Mother earth gives us the gift of nature and the Garden of Fire gives us the gift of spending time together connecting to nature. Through the Garden of Fire collaborative, it is a shared effort to teach and support the children in the community, cherishing the time spent together, and making every teachable moment count.

Amy Ruza, Youth and Family Programs Educator
The Rockwell Museum

STEM to STEAM

At this point in our history, educational priorities are focused on STEM: science, technology, engineering and math. This is a lopsided view of values in education. We need to encourage our school districts and educators to prioritize STEAM: science, technology, engineering, ART and math.

Artwork is the application of many of these other areas of education. Artists deal with physics and chemistry because they work with materials that have specific properties and limits. They deal with mathematics as they confront geometry, measurements and mechanics. Technology and engineering are utilized as they are in every other arena of production – the thing produced must work! It must be stable and function.

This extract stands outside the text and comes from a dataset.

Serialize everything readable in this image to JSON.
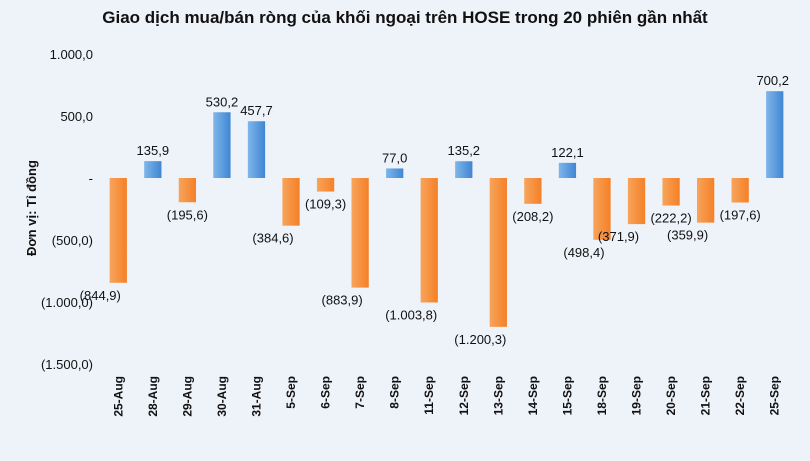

Artwork has been devalued as impractical. Nothing could be further from the truth. Yet, at the same time, artwork is creative.  It can be fanciful. This should not be used to denigrate art, but rather to reveal what it has to offer to other disciplines. Engineers and scientists must be creative. They must be inventive. Like artists, they must explore the boundaries of what has already been done to see what might be done.

Education must encourage creativity in all its forms. This will help our children build a world that can address unforeseen challenges including repercussions from climate change, population pressures and changing social, political, and environmental situations. Now, more than ever, we need our artists to give us the vision – a practical vision – for the future.

The students involved in the Garden of Fire are not worried about any of this. They are simply learning and having fun. It is our job to think about this on their behalf.

Connie Sullivan-Blum
Executive Director of The ARTS Council of the Southern Finger Lakes

 

 

2017 Garden of Fire Kick-Off

The Garden of Fire is back!

This year, with the Summer of Earth, we’ll be highlighting projects and themes related to life cycles, animal habitats, gardening, and so much more.

As always, the program kicked off with the reading and puppet show of the Garden of Fire Story. This week, Londyn (age 10) and Knightly (age 7) from the Addison Youth Center tell us their interpretation of the Garden of Fire story, as well as what they did this week at the program!

Friendship is a topic in the story of the Garden of Fire. It is important in the story because you need to treat your friends nicely. The characters in the story are the fox, eagle, dragon fly, bear, turtle, deer and Pauline, and they are all friends. They treat each other nicely. We have friends too and we treat them kindly. When one of us is sad or someone is being mean we stand up for one another.

We also learned about habitats and animals. Knightley’s favorite animal was Sophie the great horned owl because she has lots of ways to adapt to different habitats. Londyn’s favorite animal was the chinchilla because it was fluffy and it was the softest animal in the world. We also did a art project.

The art project was about the animals that Ian from Tanglewood Nature Center brought today. Knightley made a owl she thought it was a fun and exciting project. Londyn’s  favorite part was making a habitat for a owl. We also talked about what animals do for us.